By Samiul Bashar Samin
Most people assume that torturing another human being is something only a minority are capable of doing. Waterboarding requires the use of physical restraints – perhaps only after a physical struggle – unless the captive willingly submits to the process. Slapping or hitting another person, imposing extremes of temperature, electrocuting them, requires active others who must grapple with, and perhaps subdue, the captive, imposing levels of physical contact that violate all norms of interpersonal interaction.
Torturing someone is not easy, and subjecting a fellow human being to torture is stressful for all but the most psychopathic. In None of Us Were Like This Before (2010), the journalist Joshua Phillips recounts the stories of American soldiers in Iraq who turned to prisoner abuse, torment and torture. Once removed from the theatre of war and the camaraderie of the battalion, intense, enduring and disabling guilt, post-traumatic stress disorder, and substance abuse follow. Suicide is not uncommon.
What would it take for an ordinary person to torture someone else – perhaps electrocute them, even to the point of (apparent) death?
Anecdotally, it’s clear that many people who have engaged in torturing others show great distress over what they have done, and some, if not many, pay a high psychological price. Why is this?
Humans are empathic beings. With certain exceptions, we are capable of simulating the internal states that other humans experience; imposing pain or stress on another human comes with a psychological cost to ourselves.
Those of us who are not psychopaths, have not been deindividuated, and are not acting on the instructions of a higher authority do, indeed, have a substantial capacity for sharing the experiences of another person – for empathy. Over the past 15 to 20 years, neuroscientists have made substantial strides in understanding the brain systems that are involved in empathy. What is the difference, for example, between experiencing pain yourself and watching pain in another human? What happens in our brains when we see another in pain or distress, especially somebody with whom we have a close relationship?

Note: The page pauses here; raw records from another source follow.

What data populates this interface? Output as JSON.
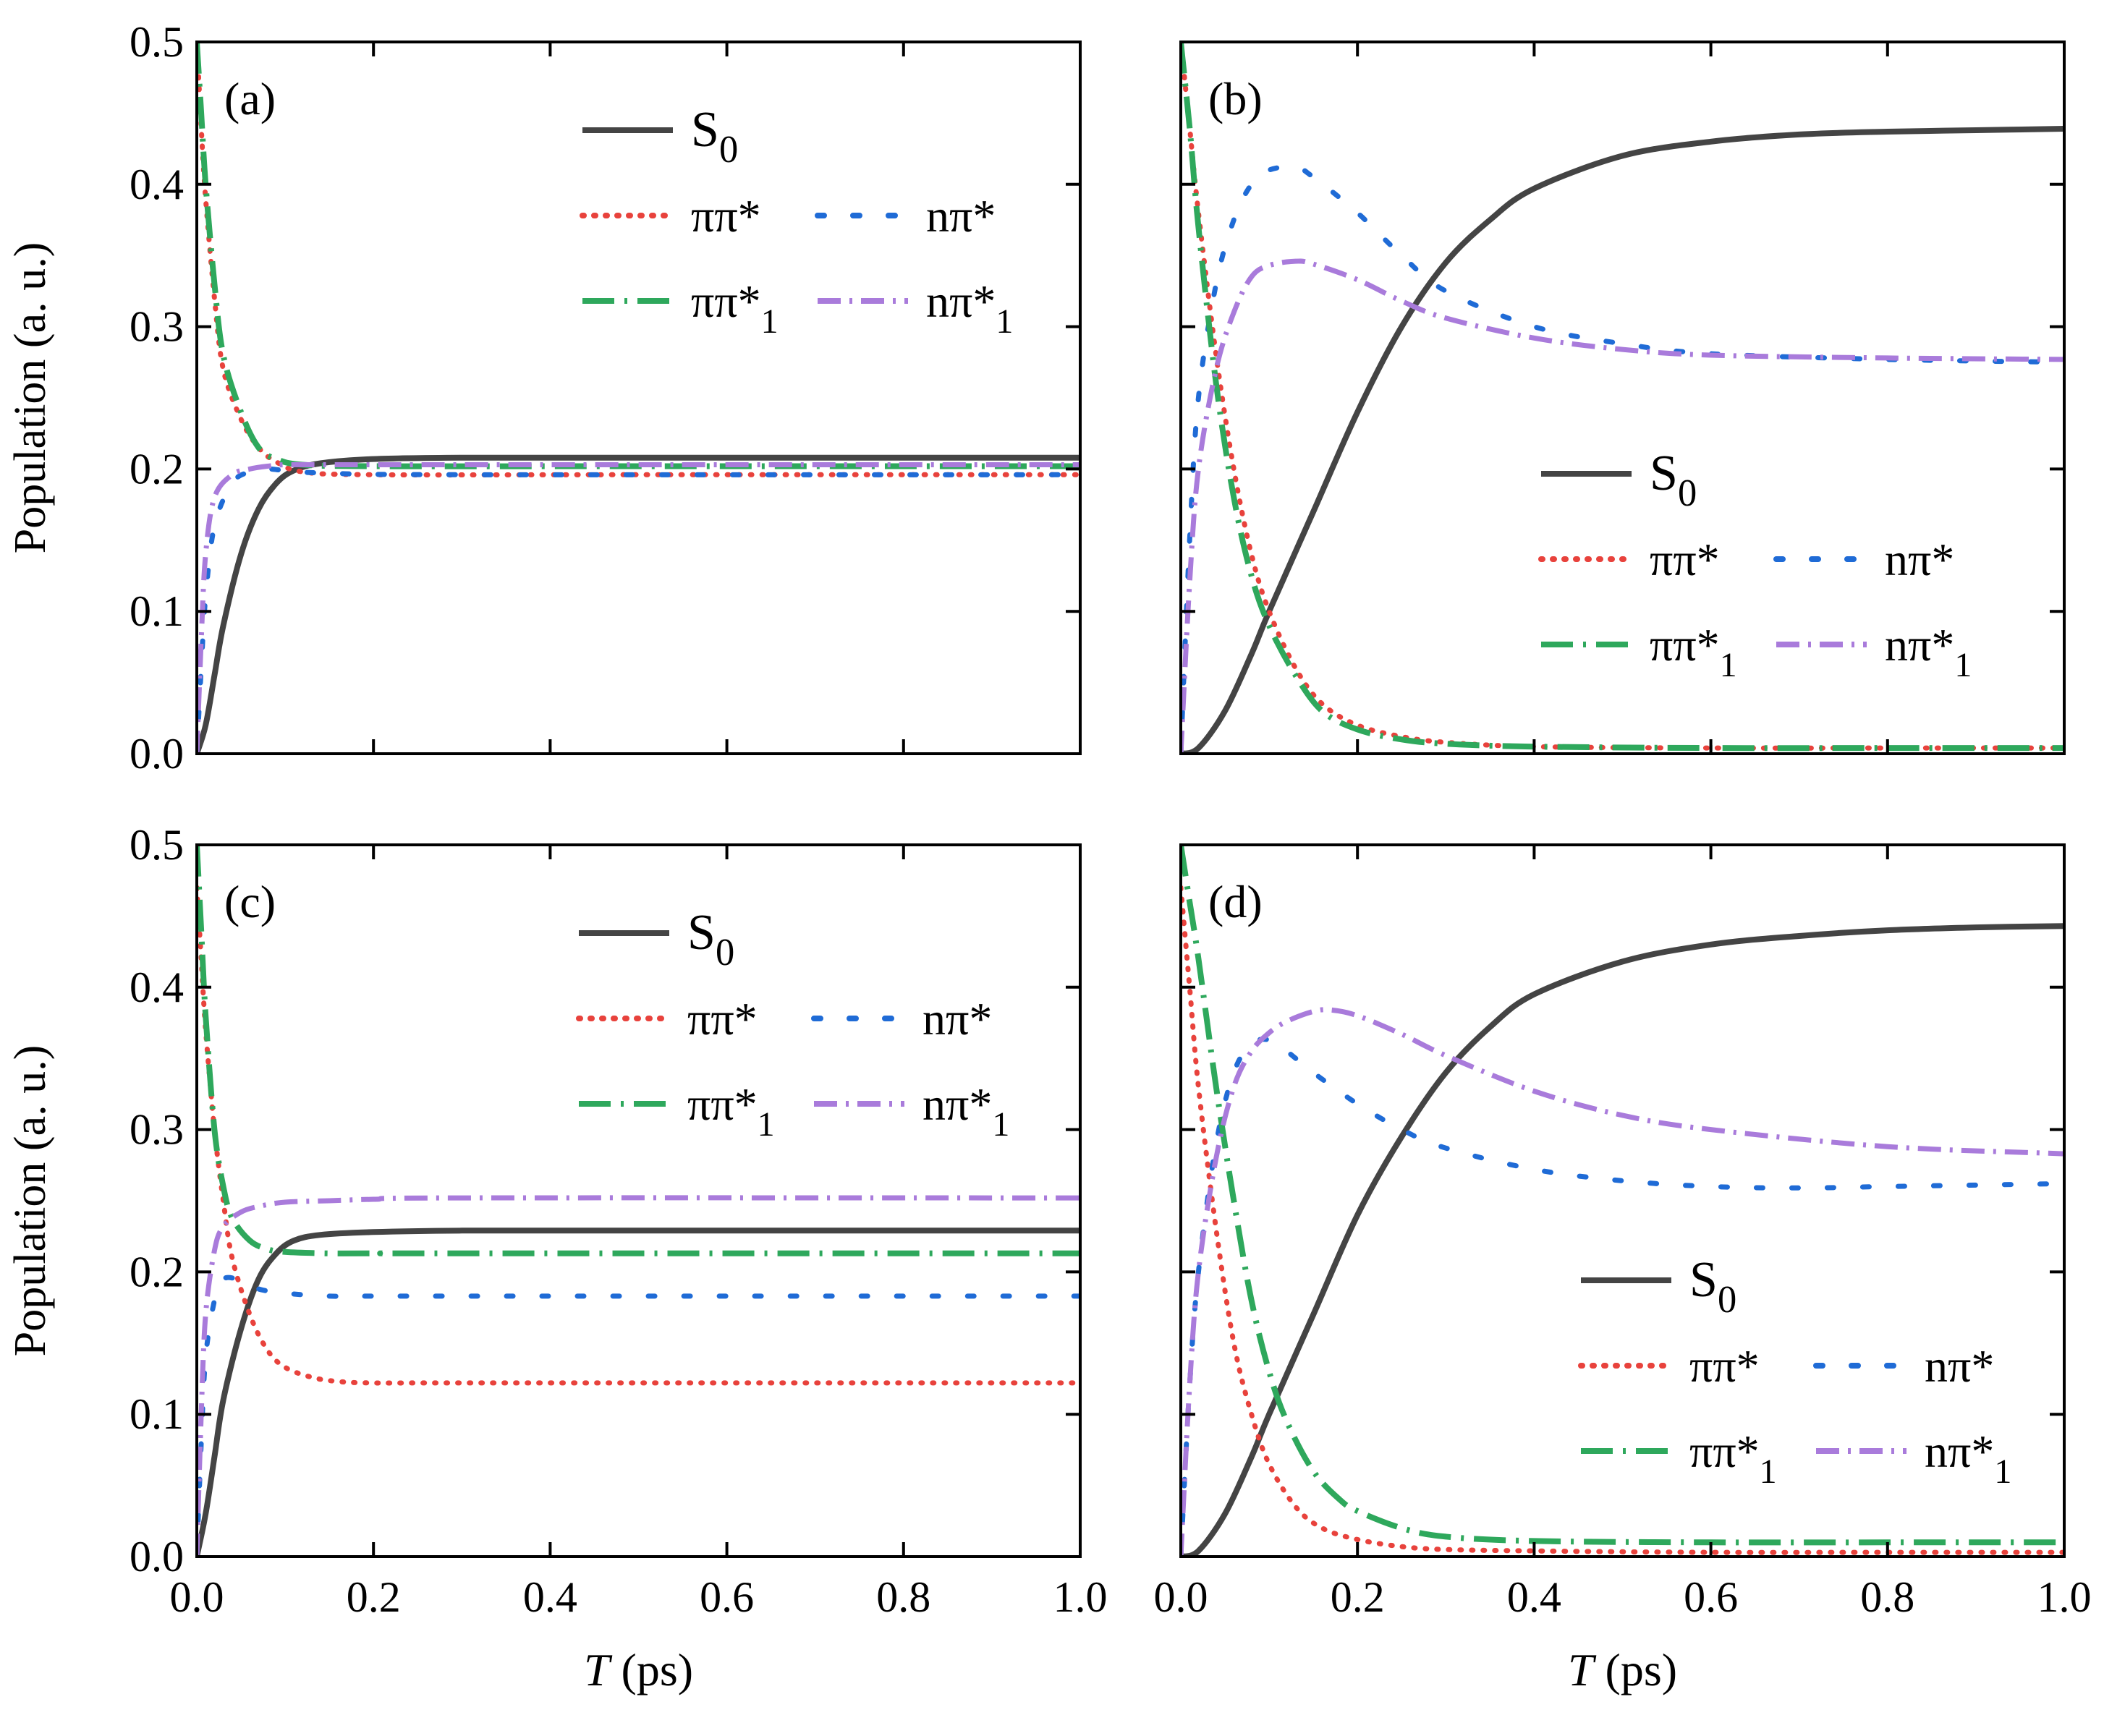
{
  "figure": {
    "y_axis_label": "Population (a. u.)",
    "x_axis_label_italic": "T",
    "x_axis_label_unit": " (ps)",
    "x_ticks": [
      "0.0",
      "0.2",
      "0.4",
      "0.6",
      "0.8",
      "1.0"
    ],
    "y_ticks": [
      "0.0",
      "0.1",
      "0.2",
      "0.3",
      "0.4",
      "0.5"
    ]
  },
  "series_styles": {
    "S0": {
      "color": "#444444",
      "dash": "solid"
    },
    "pp": {
      "color": "#E8423C",
      "dash": "dot"
    },
    "np": {
      "color": "#1F6BD6",
      "dash": "dash-dot-sparse"
    },
    "pp1": {
      "color": "#2EA85C",
      "dash": "long-dash-dot"
    },
    "np1": {
      "color": "#A97BDB",
      "dash": "dash-dot"
    }
  },
  "legend_labels": {
    "S0": {
      "base": "S",
      "sub": "0"
    },
    "pp": {
      "base": "ππ*",
      "sub": ""
    },
    "np": {
      "base": "nπ*",
      "sub": ""
    },
    "pp1": {
      "base": "ππ*",
      "sub": "1"
    },
    "np1": {
      "base": "nπ*",
      "sub": "1"
    }
  },
  "chart_data": [
    {
      "type": "line",
      "panel": "(a)",
      "xlim": [
        0,
        1
      ],
      "ylim": [
        0,
        0.5
      ],
      "xlabel": "T (ps)",
      "ylabel": "Population (a. u.)",
      "legend": "upper-center",
      "series": [
        {
          "name": "S0",
          "x": [
            0,
            0.01,
            0.02,
            0.03,
            0.05,
            0.07,
            0.09,
            0.11,
            0.14,
            0.2,
            0.3,
            0.5,
            0.8,
            1.0
          ],
          "y": [
            0,
            0.02,
            0.055,
            0.09,
            0.14,
            0.172,
            0.19,
            0.199,
            0.204,
            0.207,
            0.208,
            0.208,
            0.208,
            0.208
          ]
        },
        {
          "name": "ππ*",
          "x": [
            0,
            0.005,
            0.01,
            0.02,
            0.03,
            0.05,
            0.07,
            0.09,
            0.12,
            0.2,
            0.5,
            1.0
          ],
          "y": [
            0.5,
            0.44,
            0.39,
            0.32,
            0.27,
            0.235,
            0.215,
            0.205,
            0.198,
            0.196,
            0.196,
            0.196
          ]
        },
        {
          "name": "nπ*",
          "x": [
            0,
            0.005,
            0.01,
            0.02,
            0.04,
            0.06,
            0.08,
            0.1,
            0.15,
            0.3,
            1.0
          ],
          "y": [
            0,
            0.06,
            0.11,
            0.16,
            0.19,
            0.198,
            0.2,
            0.199,
            0.197,
            0.196,
            0.196
          ]
        },
        {
          "name": "ππ*1",
          "x": [
            0,
            0.005,
            0.01,
            0.02,
            0.03,
            0.05,
            0.07,
            0.09,
            0.12,
            0.2,
            0.5,
            1.0
          ],
          "y": [
            0.5,
            0.45,
            0.4,
            0.33,
            0.28,
            0.24,
            0.215,
            0.207,
            0.203,
            0.202,
            0.202,
            0.202
          ]
        },
        {
          "name": "nπ*1",
          "x": [
            0,
            0.005,
            0.01,
            0.02,
            0.04,
            0.06,
            0.08,
            0.1,
            0.15,
            0.3,
            1.0
          ],
          "y": [
            0,
            0.08,
            0.14,
            0.18,
            0.196,
            0.2,
            0.202,
            0.203,
            0.203,
            0.203,
            0.203
          ]
        }
      ]
    },
    {
      "type": "line",
      "panel": "(b)",
      "xlim": [
        0,
        1
      ],
      "ylim": [
        0,
        0.5
      ],
      "xlabel": "T (ps)",
      "legend": "center-right",
      "series": [
        {
          "name": "S0",
          "x": [
            0,
            0.02,
            0.05,
            0.08,
            0.1,
            0.15,
            0.2,
            0.25,
            0.3,
            0.35,
            0.4,
            0.5,
            0.6,
            0.7,
            0.8,
            0.9,
            1.0
          ],
          "y": [
            0,
            0.004,
            0.03,
            0.07,
            0.1,
            0.17,
            0.24,
            0.3,
            0.345,
            0.375,
            0.397,
            0.42,
            0.43,
            0.435,
            0.437,
            0.438,
            0.439
          ]
        },
        {
          "name": "ππ*",
          "x": [
            0,
            0.01,
            0.02,
            0.04,
            0.06,
            0.08,
            0.1,
            0.13,
            0.16,
            0.2,
            0.25,
            0.3,
            0.4,
            0.6,
            0.8,
            1.0
          ],
          "y": [
            0.5,
            0.44,
            0.38,
            0.28,
            0.2,
            0.14,
            0.1,
            0.06,
            0.035,
            0.02,
            0.012,
            0.008,
            0.005,
            0.004,
            0.004,
            0.004
          ]
        },
        {
          "name": "nπ*",
          "x": [
            0,
            0.01,
            0.02,
            0.04,
            0.06,
            0.08,
            0.1,
            0.13,
            0.15,
            0.2,
            0.25,
            0.3,
            0.4,
            0.5,
            0.6,
            0.8,
            1.0
          ],
          "y": [
            0,
            0.15,
            0.25,
            0.33,
            0.375,
            0.4,
            0.41,
            0.412,
            0.405,
            0.38,
            0.35,
            0.325,
            0.3,
            0.288,
            0.281,
            0.277,
            0.275
          ]
        },
        {
          "name": "ππ*1",
          "x": [
            0,
            0.01,
            0.02,
            0.04,
            0.06,
            0.08,
            0.1,
            0.13,
            0.16,
            0.2,
            0.25,
            0.3,
            0.4,
            0.6,
            0.8,
            1.0
          ],
          "y": [
            0.5,
            0.44,
            0.37,
            0.26,
            0.18,
            0.125,
            0.09,
            0.055,
            0.03,
            0.017,
            0.01,
            0.007,
            0.005,
            0.004,
            0.004,
            0.004
          ]
        },
        {
          "name": "nπ*1",
          "x": [
            0,
            0.01,
            0.02,
            0.04,
            0.06,
            0.08,
            0.1,
            0.13,
            0.15,
            0.2,
            0.25,
            0.3,
            0.4,
            0.5,
            0.6,
            0.8,
            1.0
          ],
          "y": [
            0,
            0.12,
            0.2,
            0.27,
            0.31,
            0.335,
            0.343,
            0.346,
            0.344,
            0.333,
            0.318,
            0.306,
            0.292,
            0.284,
            0.28,
            0.278,
            0.277
          ]
        }
      ]
    },
    {
      "type": "line",
      "panel": "(c)",
      "xlim": [
        0,
        1
      ],
      "ylim": [
        0,
        0.5
      ],
      "xlabel": "T (ps)",
      "ylabel": "Population (a. u.)",
      "legend": "upper-center",
      "series": [
        {
          "name": "S0",
          "x": [
            0,
            0.01,
            0.02,
            0.03,
            0.05,
            0.07,
            0.09,
            0.11,
            0.14,
            0.2,
            0.3,
            0.5,
            1.0
          ],
          "y": [
            0,
            0.03,
            0.07,
            0.11,
            0.16,
            0.195,
            0.213,
            0.222,
            0.226,
            0.228,
            0.229,
            0.229,
            0.229
          ]
        },
        {
          "name": "ππ*",
          "x": [
            0,
            0.005,
            0.01,
            0.02,
            0.03,
            0.04,
            0.06,
            0.08,
            0.1,
            0.13,
            0.16,
            0.2,
            0.3,
            1.0
          ],
          "y": [
            0.47,
            0.42,
            0.37,
            0.3,
            0.25,
            0.21,
            0.17,
            0.145,
            0.133,
            0.126,
            0.123,
            0.122,
            0.122,
            0.122
          ]
        },
        {
          "name": "nπ*",
          "x": [
            0,
            0.005,
            0.01,
            0.02,
            0.03,
            0.05,
            0.07,
            0.1,
            0.15,
            0.2,
            0.3,
            1.0
          ],
          "y": [
            0,
            0.08,
            0.14,
            0.18,
            0.195,
            0.194,
            0.188,
            0.185,
            0.183,
            0.183,
            0.183,
            0.183
          ]
        },
        {
          "name": "ππ*1",
          "x": [
            0,
            0.005,
            0.01,
            0.02,
            0.03,
            0.04,
            0.06,
            0.08,
            0.1,
            0.15,
            0.2,
            0.3,
            1.0
          ],
          "y": [
            0.5,
            0.44,
            0.38,
            0.3,
            0.26,
            0.238,
            0.222,
            0.216,
            0.214,
            0.213,
            0.213,
            0.213,
            0.213
          ]
        },
        {
          "name": "nπ*1",
          "x": [
            0,
            0.005,
            0.01,
            0.02,
            0.03,
            0.05,
            0.07,
            0.1,
            0.15,
            0.2,
            0.3,
            1.0
          ],
          "y": [
            0,
            0.1,
            0.17,
            0.215,
            0.232,
            0.242,
            0.246,
            0.249,
            0.25,
            0.251,
            0.252,
            0.252
          ]
        }
      ]
    },
    {
      "type": "line",
      "panel": "(d)",
      "xlim": [
        0,
        1
      ],
      "ylim": [
        0,
        0.5
      ],
      "xlabel": "T (ps)",
      "legend": "lower-right",
      "series": [
        {
          "name": "S0",
          "x": [
            0,
            0.02,
            0.05,
            0.08,
            0.1,
            0.15,
            0.2,
            0.25,
            0.3,
            0.35,
            0.4,
            0.5,
            0.6,
            0.7,
            0.8,
            0.9,
            1.0
          ],
          "y": [
            0,
            0.004,
            0.03,
            0.07,
            0.1,
            0.17,
            0.24,
            0.295,
            0.34,
            0.372,
            0.395,
            0.418,
            0.43,
            0.436,
            0.44,
            0.442,
            0.443
          ]
        },
        {
          "name": "ππ*",
          "x": [
            0,
            0.01,
            0.02,
            0.04,
            0.06,
            0.08,
            0.1,
            0.13,
            0.16,
            0.2,
            0.25,
            0.3,
            0.4,
            0.6,
            0.8,
            1.0
          ],
          "y": [
            0.47,
            0.4,
            0.33,
            0.23,
            0.15,
            0.1,
            0.065,
            0.035,
            0.02,
            0.012,
            0.007,
            0.005,
            0.004,
            0.003,
            0.003,
            0.003
          ]
        },
        {
          "name": "nπ*",
          "x": [
            0,
            0.01,
            0.02,
            0.04,
            0.06,
            0.08,
            0.1,
            0.12,
            0.15,
            0.2,
            0.25,
            0.3,
            0.4,
            0.5,
            0.6,
            0.7,
            0.8,
            0.9,
            1.0
          ],
          "y": [
            0,
            0.12,
            0.2,
            0.29,
            0.34,
            0.36,
            0.363,
            0.355,
            0.34,
            0.318,
            0.3,
            0.287,
            0.272,
            0.264,
            0.26,
            0.259,
            0.26,
            0.261,
            0.262
          ]
        },
        {
          "name": "ππ*1",
          "x": [
            0,
            0.01,
            0.02,
            0.04,
            0.06,
            0.08,
            0.1,
            0.12,
            0.15,
            0.18,
            0.2,
            0.25,
            0.3,
            0.4,
            0.6,
            0.8,
            1.0
          ],
          "y": [
            0.5,
            0.46,
            0.42,
            0.33,
            0.25,
            0.18,
            0.13,
            0.095,
            0.06,
            0.04,
            0.032,
            0.02,
            0.014,
            0.011,
            0.01,
            0.01,
            0.01
          ]
        },
        {
          "name": "nπ*1",
          "x": [
            0,
            0.01,
            0.02,
            0.04,
            0.06,
            0.08,
            0.1,
            0.12,
            0.15,
            0.17,
            0.2,
            0.25,
            0.3,
            0.4,
            0.5,
            0.6,
            0.8,
            1.0
          ],
          "y": [
            0,
            0.12,
            0.2,
            0.28,
            0.33,
            0.355,
            0.368,
            0.376,
            0.383,
            0.384,
            0.38,
            0.367,
            0.352,
            0.327,
            0.31,
            0.3,
            0.288,
            0.283
          ]
        }
      ]
    }
  ]
}
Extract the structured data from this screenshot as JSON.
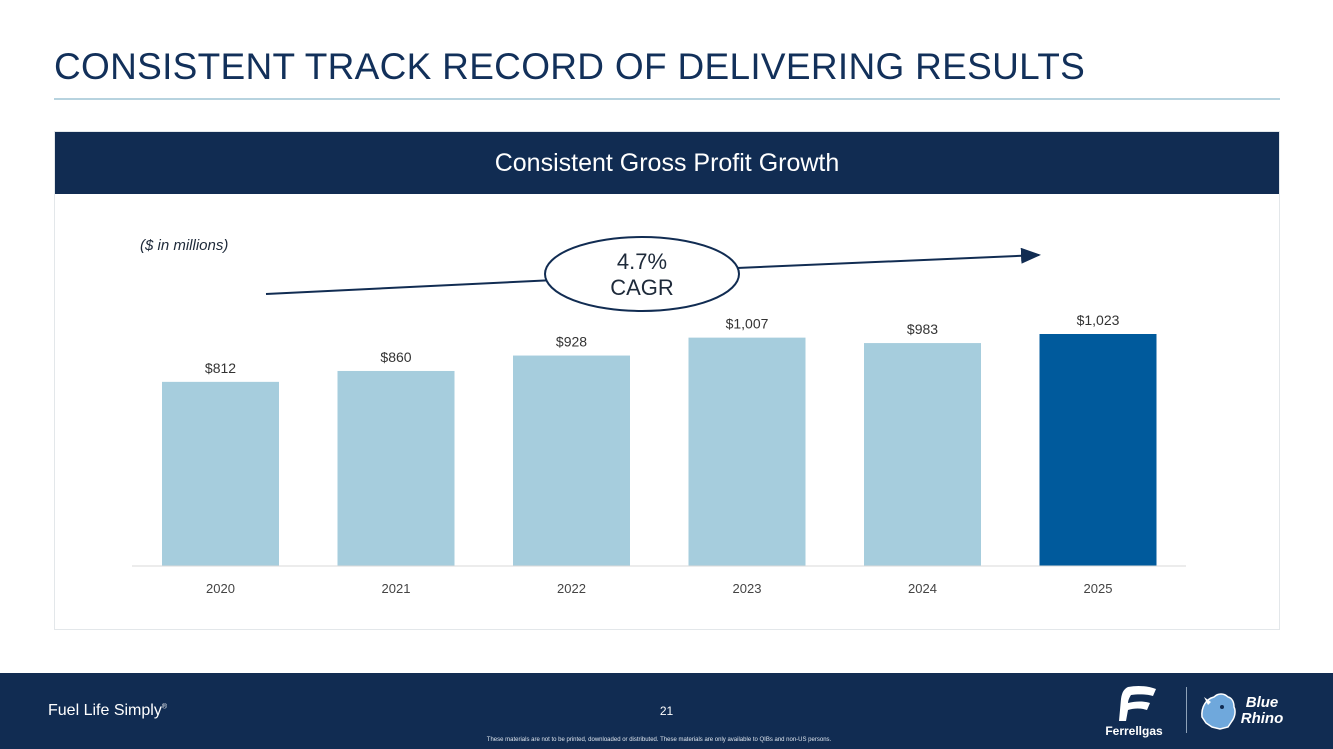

In what has to be one of the most remarkable findings in brain imaging, it has now been shown repeatedly that when we see another person in pain, we experience activations in our pain matrix that correspond to the activations that would occur if we were experiencing the same painful stimuli (without the sensory input and motor output, because we have not directly experienced an assault to the surface of the body). This core response accounts for the sudden wincing shock and stress we feel when we see someone sustain an injury.
This leaves us with the cognitive space for the rational evaluation of alternatives that are not possible when one is experiencing the actual stressor. No matter how great our capacity to identify with others, there are elements missing because we are not directly experiencing the sensory and motor components of a stressor. We lack the capacity to fully feel our way into the state of another person who is being subjected to predator stress, and experiencing an extreme loss of control over his or her own bodily integrity. This space is known as the empathy gap.
This might explain why, when torture is institutionalised, it becomes the possession of a self-regarding, self-supporting, self-perpetuating and self-selecting group, housed in secret ministries and secret police forces. Under these conditions, social supports and rewards are available to buffer the extremes of behaviour that emerge, and the acts are perpetrated away from public view. When torture happens in a democracy, there is no secret society of fellow torturers from whom to draw succor, social support, and reward. Engaging in physical and emotional assaults upon the defenceless and eliciting worthless confessions and dubious intelligence is a degrading, humiliating, and pointless experience. The units of psychological distance here can be measured down the chain of command, from the decision to torture being a ‘no-brainer’ for those at the apex to ‘losing your soul’ for those on the ground.